In a recent case, Liberty Mutual Insurance Company v. Brookfield Crystal Cove LLC, Case No. G046731 (August 28, 2013), the California Court of Appeals for the Fourth District addressed the time limits under the Right to Repair Act and held that an insurer’s subrogation claim was not time barred under SB 800 because the act does not provide the exclusive remedy for construction defects involving “actual” property damage.
In 2004, Eric Hart (“Hart”) purchased a single-family home from developer Brookfield Crystal Cove LLC (“Brookfield”). In 2008, a fire sprinkler pipe burst and flooded the home. Brookfield, acknowledging liability, repaired the damage to Hart’s home. While the repairs were being done, Hart moved into a hotel for several months. Hart’s homeowner’s insurance company, Liberty Mutual Insurance Company (“Liberty Mutual”), paid for Hart’s hotel and relocation expenses.
The Subrogation Action
In 2011, Liberty Mutual filed a subrogation complaint against Brookfield to recover the hotel and relocation expenses it had paid on behalf of Hart. Subrogation is where a person takes over the rights or remedies of another person against a third-party. In this case, Liberty Mutual was taking over the rights and remedies of Hart to be reimbursed for his hotel and relocation expenses against Brookfield caused by the flooding of his home.
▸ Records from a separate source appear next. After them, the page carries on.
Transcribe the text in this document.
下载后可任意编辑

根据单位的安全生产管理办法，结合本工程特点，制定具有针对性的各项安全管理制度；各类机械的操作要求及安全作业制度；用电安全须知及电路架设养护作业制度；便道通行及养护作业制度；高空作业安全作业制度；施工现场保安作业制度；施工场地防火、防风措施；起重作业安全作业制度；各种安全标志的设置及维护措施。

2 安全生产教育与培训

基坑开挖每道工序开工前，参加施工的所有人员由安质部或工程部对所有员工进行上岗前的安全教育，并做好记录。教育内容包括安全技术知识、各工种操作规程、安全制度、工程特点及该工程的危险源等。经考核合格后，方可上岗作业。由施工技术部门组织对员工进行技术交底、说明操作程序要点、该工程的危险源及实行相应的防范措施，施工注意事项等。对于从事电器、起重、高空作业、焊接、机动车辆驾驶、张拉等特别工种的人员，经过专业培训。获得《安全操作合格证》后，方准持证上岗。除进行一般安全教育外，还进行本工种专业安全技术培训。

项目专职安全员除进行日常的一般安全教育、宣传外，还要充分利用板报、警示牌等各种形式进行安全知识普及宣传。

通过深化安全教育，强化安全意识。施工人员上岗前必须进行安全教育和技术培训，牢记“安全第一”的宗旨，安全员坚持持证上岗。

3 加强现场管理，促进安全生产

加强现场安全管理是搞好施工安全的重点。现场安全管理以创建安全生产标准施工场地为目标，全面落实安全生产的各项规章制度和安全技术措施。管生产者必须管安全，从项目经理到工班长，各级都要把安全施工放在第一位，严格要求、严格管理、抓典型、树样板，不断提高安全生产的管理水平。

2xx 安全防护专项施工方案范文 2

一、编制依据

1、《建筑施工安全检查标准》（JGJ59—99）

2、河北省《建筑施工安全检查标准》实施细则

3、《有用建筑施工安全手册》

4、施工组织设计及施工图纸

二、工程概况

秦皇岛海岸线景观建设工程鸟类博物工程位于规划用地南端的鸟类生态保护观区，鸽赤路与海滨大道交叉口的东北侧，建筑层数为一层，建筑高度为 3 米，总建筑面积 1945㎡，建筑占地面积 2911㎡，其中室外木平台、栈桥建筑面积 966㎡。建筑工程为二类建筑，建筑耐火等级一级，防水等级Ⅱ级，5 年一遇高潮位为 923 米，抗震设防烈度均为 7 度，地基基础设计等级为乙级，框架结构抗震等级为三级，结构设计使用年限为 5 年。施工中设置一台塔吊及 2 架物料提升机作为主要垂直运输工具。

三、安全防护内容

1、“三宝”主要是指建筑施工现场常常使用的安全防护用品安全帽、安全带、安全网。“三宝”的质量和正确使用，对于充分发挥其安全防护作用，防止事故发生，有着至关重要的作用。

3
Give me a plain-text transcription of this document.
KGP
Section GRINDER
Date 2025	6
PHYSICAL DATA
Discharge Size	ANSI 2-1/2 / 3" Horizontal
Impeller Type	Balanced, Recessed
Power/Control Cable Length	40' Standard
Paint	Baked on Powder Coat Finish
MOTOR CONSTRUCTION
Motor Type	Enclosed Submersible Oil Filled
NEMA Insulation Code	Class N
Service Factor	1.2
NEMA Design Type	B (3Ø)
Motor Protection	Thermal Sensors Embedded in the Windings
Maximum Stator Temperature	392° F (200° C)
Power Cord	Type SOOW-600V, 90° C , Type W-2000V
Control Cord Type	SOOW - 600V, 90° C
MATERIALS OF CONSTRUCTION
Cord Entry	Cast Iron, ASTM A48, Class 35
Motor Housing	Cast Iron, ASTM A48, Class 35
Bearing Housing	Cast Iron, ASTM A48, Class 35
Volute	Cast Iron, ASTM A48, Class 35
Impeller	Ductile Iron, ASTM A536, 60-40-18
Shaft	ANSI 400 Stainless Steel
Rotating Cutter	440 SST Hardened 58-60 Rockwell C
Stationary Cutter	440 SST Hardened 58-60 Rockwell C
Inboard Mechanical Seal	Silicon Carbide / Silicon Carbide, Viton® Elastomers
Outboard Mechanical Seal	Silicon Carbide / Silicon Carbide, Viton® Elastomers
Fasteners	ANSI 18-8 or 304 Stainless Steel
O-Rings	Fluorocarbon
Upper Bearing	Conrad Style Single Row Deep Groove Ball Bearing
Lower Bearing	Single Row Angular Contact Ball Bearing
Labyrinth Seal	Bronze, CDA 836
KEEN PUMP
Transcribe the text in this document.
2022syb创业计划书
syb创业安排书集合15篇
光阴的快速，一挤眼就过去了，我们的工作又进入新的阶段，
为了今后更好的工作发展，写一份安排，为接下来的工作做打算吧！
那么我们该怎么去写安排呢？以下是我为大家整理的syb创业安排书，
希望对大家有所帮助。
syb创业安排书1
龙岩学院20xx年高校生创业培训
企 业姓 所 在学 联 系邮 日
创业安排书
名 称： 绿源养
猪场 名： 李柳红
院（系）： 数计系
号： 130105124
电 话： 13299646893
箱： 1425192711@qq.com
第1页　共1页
In the trial court, Brookfield filed a motion to have Liberty Mutual’s complaint dismissed on the ground that the action was governed exclusively by the Right to Repair Act and Liberty Mutual had failed to file its lawsuit within the statute of limitations provided under SB 800 for “plumbing and sewer issues” which provides that “no action may be brought . . . more than four years after close of escrow” since Liberty Mutual did not file it’s lawsuit until 2011 more than four years after Hart purchased his home in 2004. The trial court agreed and Liberty Mutual appealed.
On appeal, the California Court of Appeals for the Fourth District reversed. The Court, discussing the legislative history of SB 800, explained that one of the reasons the Right to Repair Act was enacted was to abrogate a California Supreme Court decision in Aas v. Superior Court, 24 Cal.4th 627 (2000), which held that in the absence of “actual” property damage homeowners could not file suit for construction defects in residential property. SB 800, the Court explained, was intended to change the law so that homeowners could file suit for construction defects even where the only damages are “economic” damages. That is, construction defects which don’t result in “actual” property damage, but which nevertheless cause monetary damage as a result of the construction defects.
While the Right to Repair Act was intended to allow homeowners to file suit to recover economic damages, stated the Court, “[n]othing in the Act supports a conclusion it rewrote the law on common law claims arising from actual damages sustained as a result of construction defects.” And, because SB 800 did not rewrite the law on common law claims arising from actual damages and Hart experienced “actual” property damages as a result of his home being flooded, concluded the Court, Liberty Mutual’s subrogation claim was not barred by the four-year statute of limitation relating to “plumbing and sewer issues.”
Since SB 800 was enacted in 2002, single-family housing developers, homeowners and insurers have widely believed that the Right to Repair Act provides the exclusive remedy for construction defect claims arising out of newly constructed single-family residences, including time limits for bringing such claims. Brookfield challenges this notion, at least when it comes to claims involving “actual” property damages, as there is apparently more than one way to skin a cat when it comes to actual damages under SB 800.
Moreover, while Brookfield involved a subrogation claim by an insurer, its rationale would arguably apply as well to claims brought directly by homeowners.